Gary Shreck, RIP

The news today is full of consequential stories, as always, but for now none of it seems nearly so important to us as the death of a guy you’ve probably never heard of named Gary Shreck. He was a scholar with a first-rate intellect and an excellent sense of humor, much beloved by his family and the people of Edmond, Oklahoma, but we’re sure he’d want us to emphasize that he was first and foremost an adherent of the Christian faith.
Gary Shreck was one of those straitlaced and monogamous and teetotaling sorts of Christians, but in case you’re put off by that sort of thing you should know that he had an excellent sense of humor about it. He liked to tell the story about the time one of his young children was having teething pains, and a doctor prescribed rubbing whisky on the gums, so he drove to the next town and awkwardly and embarrassingly made his first and only visit to to a liquor store to purchase the elixir. He shared other stories about his piety, including his awkward and embarrassing honeymoon with the only woman he ever loved, but they were always more self-effacing than self-aggrandizing.
Such stories were always humbling for us, as we have to admit that we’ve too often entered a local liquor store to purchase a six-pack of Coors, and have been known to lean on the bar of a disreputable dive or two. As aspiring Christians we console ourselves with the knowledge that Jesus would also hang out with the tax collectors and Roman soldiers and outright whores and other characters considered disreputable by the pious Jews, and that He once changed water into wine to accommodate a proper wedding party. Even in the lowest joints people tend to aspire to higher ground, however, and whenever the subject of religion comes up we always try to put in a pitch for the Christian faith.

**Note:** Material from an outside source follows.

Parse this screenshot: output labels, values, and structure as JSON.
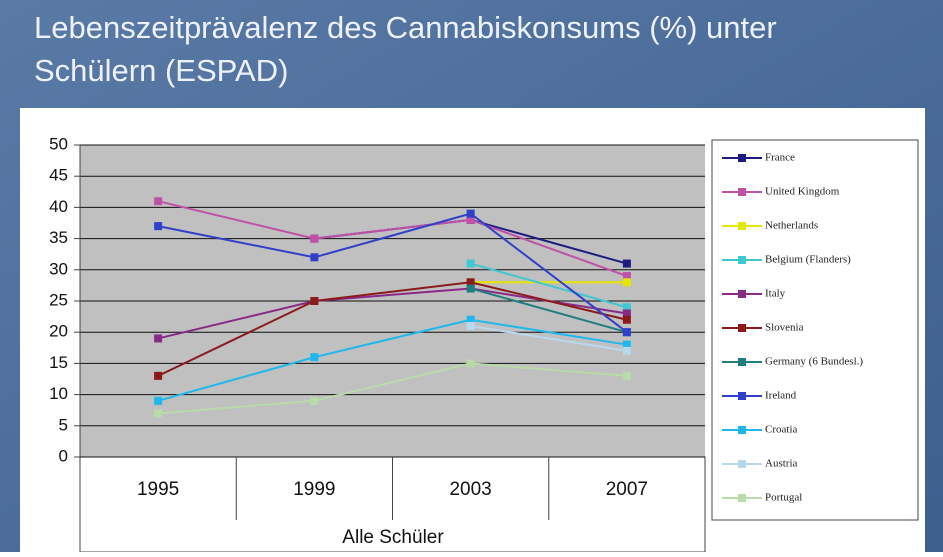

In most cases our secular friends are put off by that sort of thing, as they associate Christianity with the stern and anti-intellectual and humorless and judgmental sorts of Christians they’ve endured, It’s hard to argue with that, as we know exactly what they’re talking about, and can well understand why they wouldn’t want to be like those people. We could never offer ourselves as a compelling counter-example, but we could always cite our Mom and Dad and our cousin Claudette Dills and her husband “Cotton’-Pickin'” Dills, and the sweet and always smiling constantly reveling in God’s blessings and never casting-the-first-stone Gary Shreck as better exemplars of the Christian faith.

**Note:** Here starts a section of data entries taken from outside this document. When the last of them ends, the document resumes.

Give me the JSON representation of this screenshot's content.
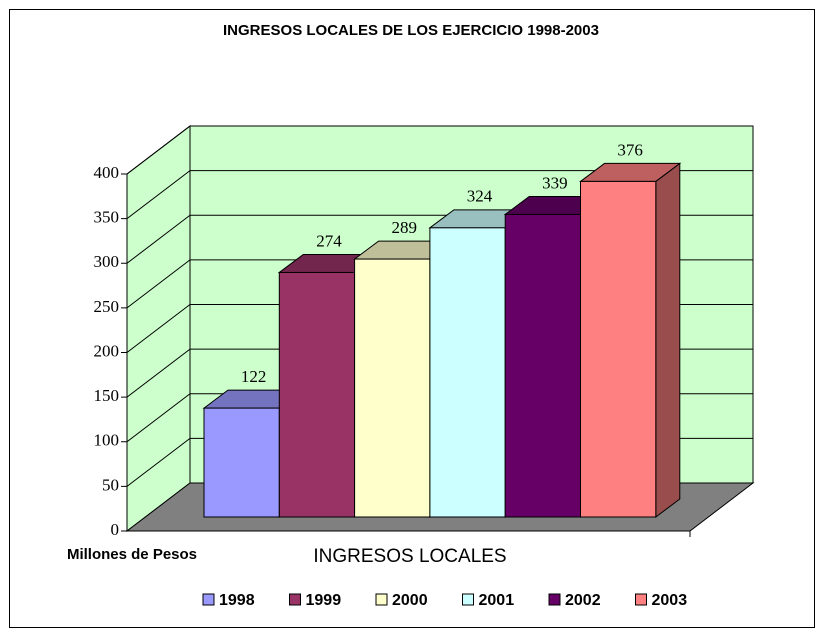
{
  "chart_data": {
    "type": "bar3d",
    "title": "INGRESOS LOCALES DE LOS EJERCICIO 1998-2003",
    "y_label": "Millones de Pesos",
    "categories": [
      "INGRESOS LOCALES"
    ],
    "series": [
      {
        "name": "1998",
        "color": "#9999ff",
        "values": [
          122
        ]
      },
      {
        "name": "1999",
        "color": "#993366",
        "values": [
          274
        ]
      },
      {
        "name": "2000",
        "color": "#ffffcc",
        "values": [
          289
        ]
      },
      {
        "name": "2001",
        "color": "#ccffff",
        "values": [
          324
        ]
      },
      {
        "name": "2002",
        "color": "#660066",
        "values": [
          339
        ]
      },
      {
        "name": "2003",
        "color": "#ff8080",
        "values": [
          376
        ]
      }
    ],
    "ylim": [
      0,
      400
    ],
    "yticks": [
      0,
      50,
      100,
      150,
      200,
      250,
      300,
      350,
      400
    ],
    "grid": true,
    "legend": "bottom"
  }
}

God blessed Gary Shreck to marry our excellent cousin Paulette Patten and start a family of wonderful children and grandchildren, and we were blessed to serve as the nine-years-old ring-bearers at their wedding. He became a professor at the under-rated Oklahoma Christian University, where one of his students at our under-rated West Douglas Church of Christ still well remembers him as an excellent man, and we’ll always remember him as one of the very best people that God ever blessed us to know, and he always reveled in God’s  blessings and dutifully endured whatever tribulations He chose to  bring to even His most faithful servants . In his final years on earth Gary Shreck suffered severely from Alzheimer’s disease, but he had his good days and bad days, and we happily recall that on his golden wedding anniversary God granted him one of those good days, when he laughed at our joke that we’d done such a good job as his ring-bearers that his marriage had lasted a full fifty years.
We wish you all best the best in coping with the rest of the day’s news, and hope that God has blessed you with someone like Gary Shreck to help lead you through it.